The complete API is documented in the file

[nanothread/nanothread.h](https://github.com/mitsuba-renderer/nanothread/blob/master/include/nanothread/nanothread.h).



## Technical details



This library follows a lock-free design: tasks that are ready for execution are

stored in a [Michael-Scott

queue](https://www.cs.rochester.edu/u/scott/papers/1996_PODC_queues.pdf) that

is continuously polled by workers, and task submission/removal relies on atomic

compare-and-swap (CAS) operations. Workers that idle for more than roughly 50

milliseconds are put to sleep until more work becomes available.



The lock-free design is important: the central data structures of a task

submission system are heavily contended, and traditional abstractions (e.g.

``std::mutex``) will immediately put contending threads to sleep to defer lock

resolution to the OS kernel.
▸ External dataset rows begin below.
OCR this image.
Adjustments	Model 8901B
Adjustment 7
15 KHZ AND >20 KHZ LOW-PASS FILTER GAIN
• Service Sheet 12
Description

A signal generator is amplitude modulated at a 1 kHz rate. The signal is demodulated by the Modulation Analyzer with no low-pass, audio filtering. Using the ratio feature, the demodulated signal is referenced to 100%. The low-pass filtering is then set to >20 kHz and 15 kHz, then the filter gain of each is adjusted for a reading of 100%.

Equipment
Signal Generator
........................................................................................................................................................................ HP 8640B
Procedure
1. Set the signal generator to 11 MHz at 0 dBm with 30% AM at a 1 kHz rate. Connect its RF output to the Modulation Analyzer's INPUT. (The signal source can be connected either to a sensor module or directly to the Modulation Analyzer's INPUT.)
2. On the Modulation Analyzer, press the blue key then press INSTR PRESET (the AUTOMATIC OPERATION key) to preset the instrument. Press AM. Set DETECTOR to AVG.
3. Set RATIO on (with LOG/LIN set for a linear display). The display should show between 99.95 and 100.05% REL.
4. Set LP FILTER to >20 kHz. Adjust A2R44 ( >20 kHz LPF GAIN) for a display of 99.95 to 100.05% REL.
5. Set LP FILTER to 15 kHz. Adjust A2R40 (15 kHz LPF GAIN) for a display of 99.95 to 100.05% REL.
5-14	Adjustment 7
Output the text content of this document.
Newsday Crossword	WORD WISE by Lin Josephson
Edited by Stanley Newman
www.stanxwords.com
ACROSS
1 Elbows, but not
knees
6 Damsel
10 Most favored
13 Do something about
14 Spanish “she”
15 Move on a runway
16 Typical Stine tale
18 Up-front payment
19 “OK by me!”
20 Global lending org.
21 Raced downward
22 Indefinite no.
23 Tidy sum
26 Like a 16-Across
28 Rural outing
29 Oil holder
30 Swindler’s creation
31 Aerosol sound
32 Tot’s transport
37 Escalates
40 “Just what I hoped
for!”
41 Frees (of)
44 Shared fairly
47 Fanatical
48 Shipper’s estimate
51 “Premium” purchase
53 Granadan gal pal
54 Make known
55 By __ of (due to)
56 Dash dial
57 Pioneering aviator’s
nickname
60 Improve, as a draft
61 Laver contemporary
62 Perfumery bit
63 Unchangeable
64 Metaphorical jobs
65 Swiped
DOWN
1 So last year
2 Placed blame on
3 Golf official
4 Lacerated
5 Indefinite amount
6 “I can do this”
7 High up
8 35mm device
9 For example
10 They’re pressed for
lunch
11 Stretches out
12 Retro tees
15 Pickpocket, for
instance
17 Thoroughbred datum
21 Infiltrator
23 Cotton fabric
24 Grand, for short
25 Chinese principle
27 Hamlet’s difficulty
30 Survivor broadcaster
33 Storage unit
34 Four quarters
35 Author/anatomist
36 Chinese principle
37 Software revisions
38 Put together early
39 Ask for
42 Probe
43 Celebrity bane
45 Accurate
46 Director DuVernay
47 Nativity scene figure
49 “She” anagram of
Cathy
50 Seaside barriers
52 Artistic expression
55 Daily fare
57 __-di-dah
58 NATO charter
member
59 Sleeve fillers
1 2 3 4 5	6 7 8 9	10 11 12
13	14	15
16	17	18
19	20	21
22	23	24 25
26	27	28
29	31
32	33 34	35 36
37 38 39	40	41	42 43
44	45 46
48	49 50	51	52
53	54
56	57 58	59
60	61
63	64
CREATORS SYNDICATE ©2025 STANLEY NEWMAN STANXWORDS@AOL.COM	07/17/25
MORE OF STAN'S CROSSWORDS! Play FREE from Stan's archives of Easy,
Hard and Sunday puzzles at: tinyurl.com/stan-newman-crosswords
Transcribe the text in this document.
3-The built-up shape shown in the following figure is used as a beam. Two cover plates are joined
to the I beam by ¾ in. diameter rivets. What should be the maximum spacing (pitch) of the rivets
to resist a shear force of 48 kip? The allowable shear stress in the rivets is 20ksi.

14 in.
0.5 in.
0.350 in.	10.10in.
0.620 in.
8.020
The associated context switches produce an

extremely large overhead that can make a parallel program orders of magnitude

slower than a single-threaded version.



The implementation catches exception that occur while executing parallel work

and re-throws them the caller's thread (this part is of no relevance for

software written in C99).



The functions ``task_wait()`` and ``task_wait_and_release()`` do not just

wait---they spend the wait time fetching and executing work from the task

queue, which has two implications: first, it is not wasteful to wait for the

completion of another task while executing a task. Second, the thread pool can

be set to a size of zero via ``pool_create(0)`` or ``pool_set_size(pool, 0)``,

in which case the program will still run correctly without launching any

additional threads.